Mistake numero uno, mzungu.   
Ugali is eaten with your hands.  You ball it up within your fist then scoop up some collard greens type stuff (I’ll eventually figure out what this is called) and pieces of fish and shovel it in your mouth.  I tried a variety of methods until I found out the "four-finger with the thumb holding everything together" technique is the most widely used.  Fish and greens and ugali all over my face and hands, running down my arms. Now, not only was the restaurant staring, they were laughing.  I can only imagine that it was like someone in the USA picking up their plate full of food and trying to consume it all at once by tipping it into their mouth, I know I’d laugh. 
I continue eating, finally getting the hang of the meal.  Grab ugali, squeeze into a bolus, dip/drag through fish mixture and greens, try to shovel into mouth as quickly as possible. Repeat. 

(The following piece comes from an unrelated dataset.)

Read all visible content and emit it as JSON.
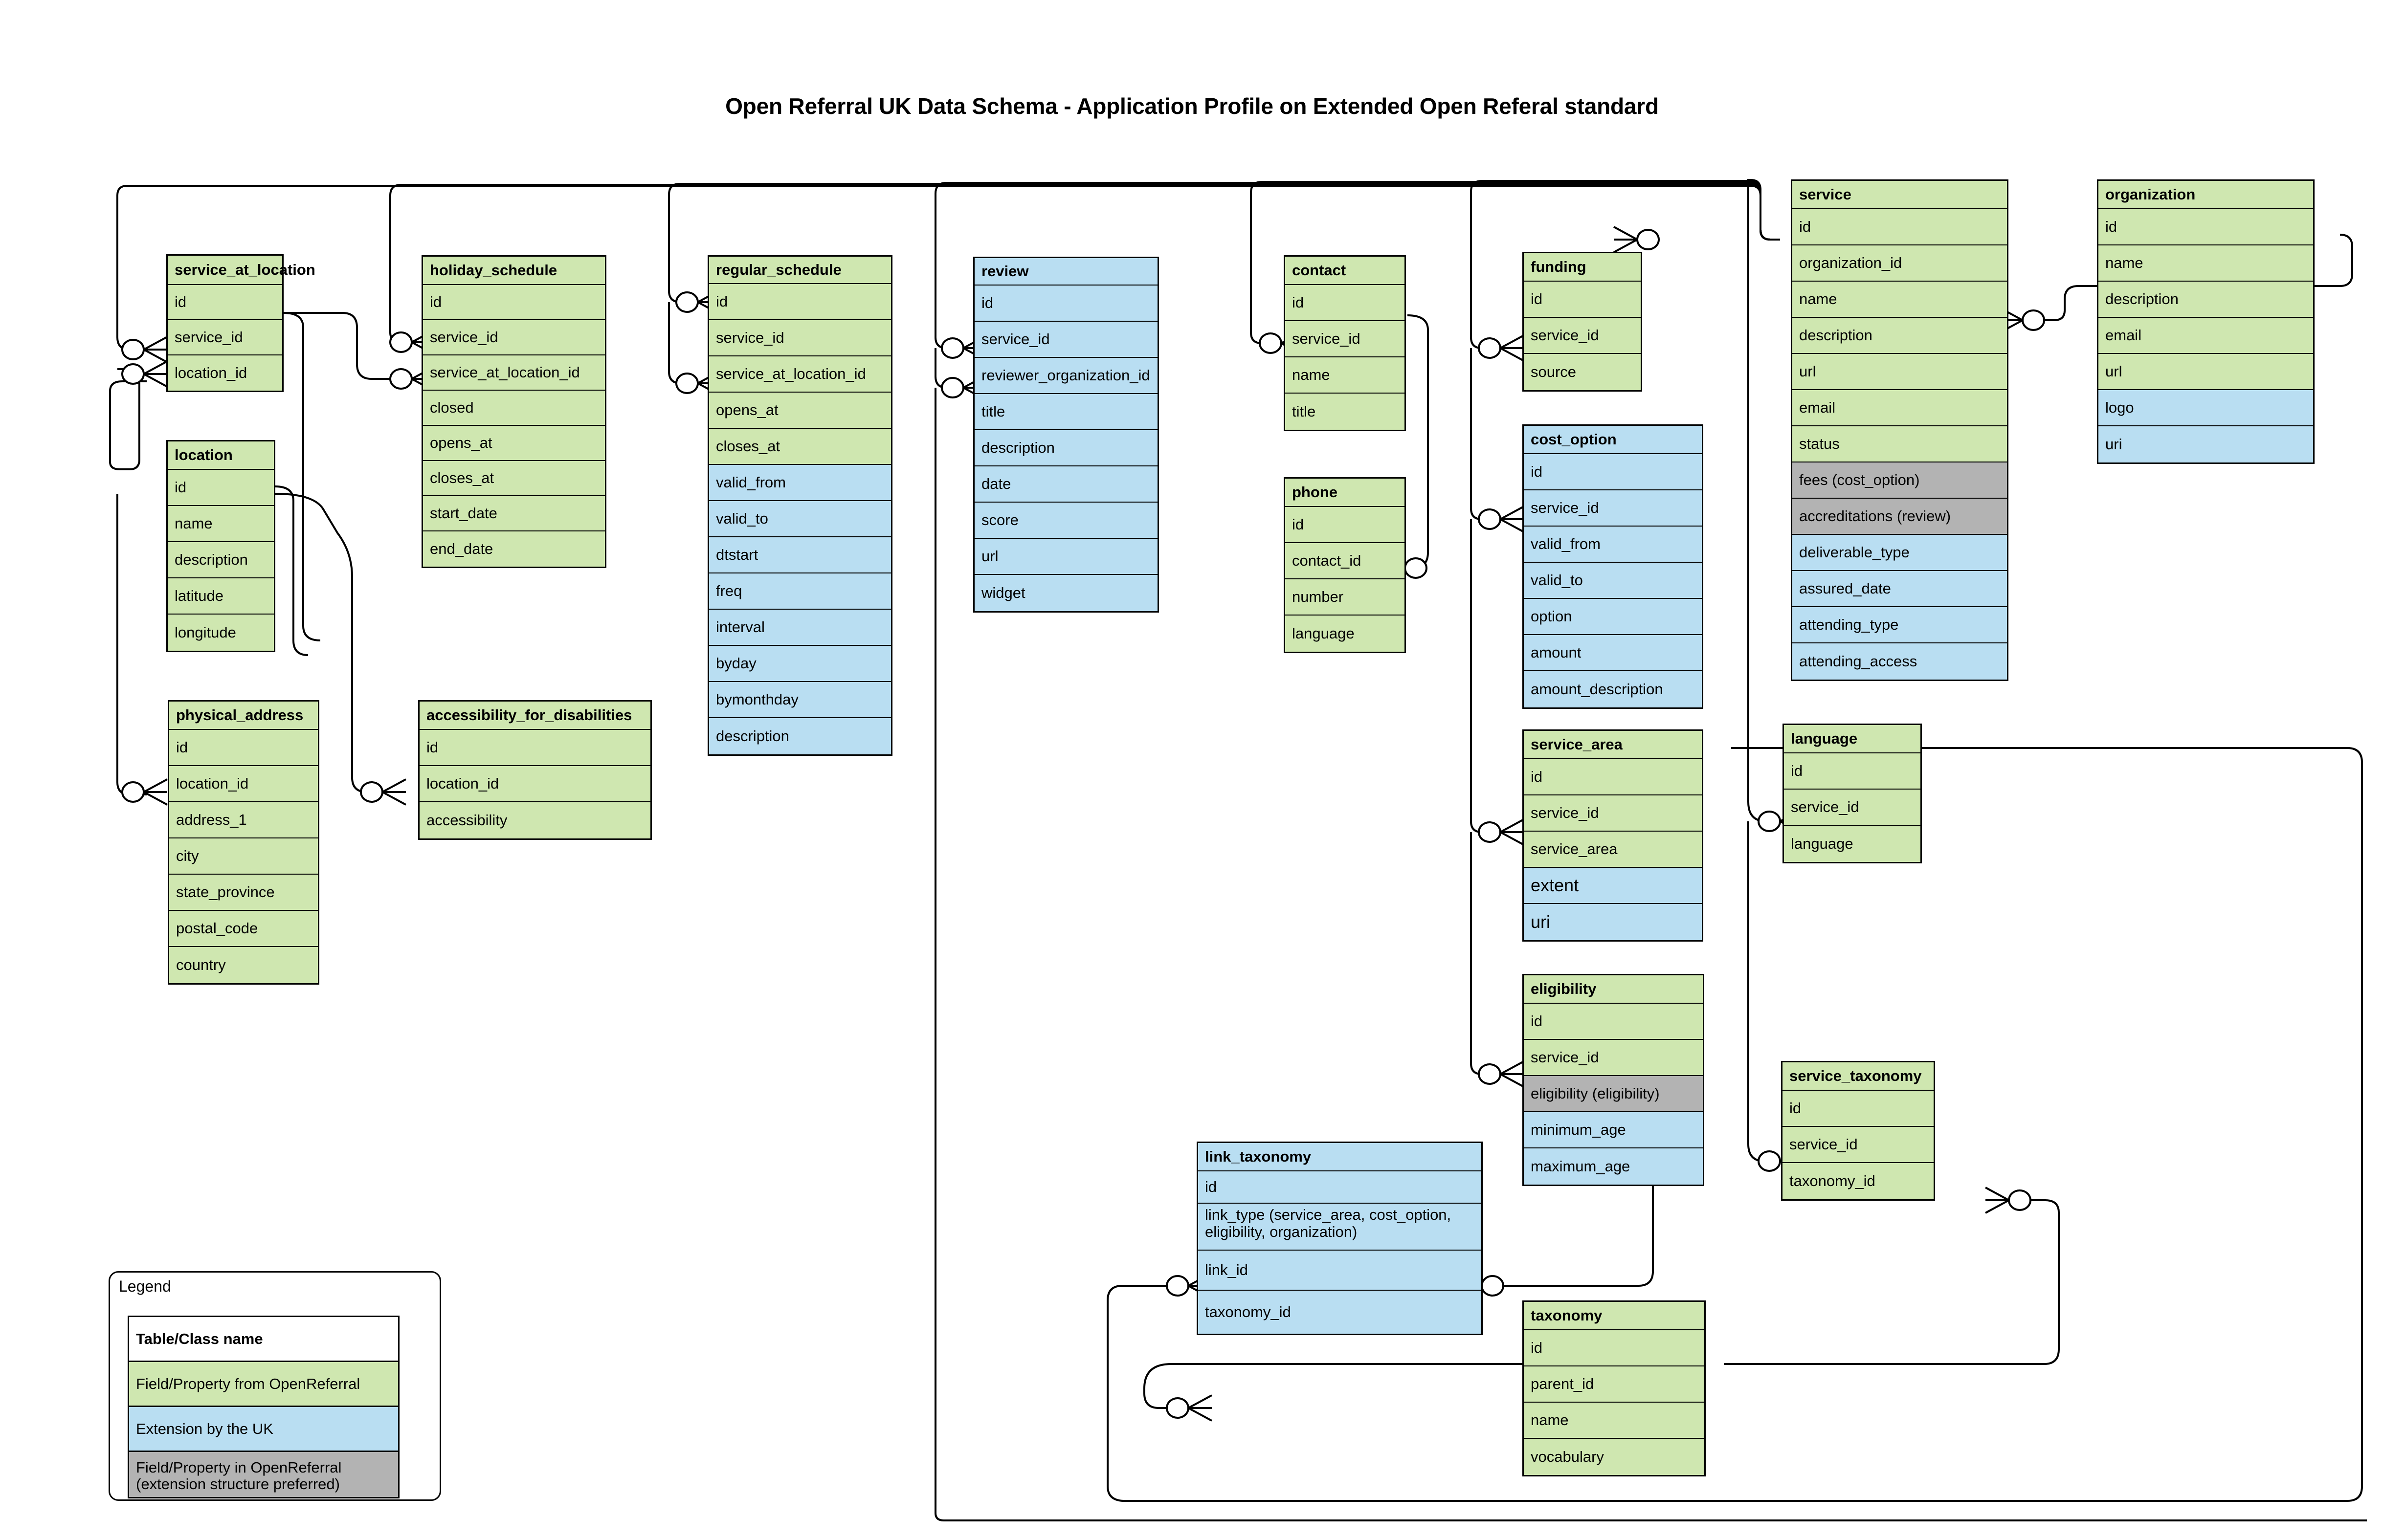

FYI - Not my actual meal, just a close but somewhat more appetizing google images picture
 (missing the collard greens)
Lillian and Njoki were getting a kick out of it, the school-aged children next to me thought I was impaired and the rest of the ‘hotel’ got a little comedy routine during their lunch break. 
I broke the fish head off and tossed it in the bone bowl and started eating again.

Mistake numero dos, Schuberto.   

Njoki looked at me like I was crazy.  “That’s the best part.  If you eat the brains it makes your smarter.”

“Hahaha”, I laughed and continued eating thinking she was joking. 

Blank stares from Lillian and Njoki.

So I grab the fish head back and try breaking it apart.  Ill spare the rest of the details but it actually wasn’t as bad as I thought.  Then I was told I hadn’t finished enough of the fish and left too much on the bones and the eyes were still in the discard bowl.  AND I had taken the skin off and discarded which was also incorrect.  So down the hatch they went.  I had trouble explaining how fish is typically served in the US but I think they just politely nodded. 

They waited until I finished my food.  Everything.  I mean nothing but clean fish bones and a little soup.  I even tried to do the ol’ stand up and get ready to go trick, but they reassured me that I was not done.  I was stuffed but all and all it was pretty good and had a nice time entertaining the locals. 

If you care to learn more, check out Njoki's story here: 

Also, check out their items for sale.  Let me know if you're interested and Ill bring something home for you. 


  1. Another great post Nick, brave move eating the fish. And I think the greens are called sukuma wiki, which in Swahili means "pushing the week". The name literally means to keep you alive through the week, and that's about all it does.

  2. You were always good at telling fish stories. This is another good one to add to your list.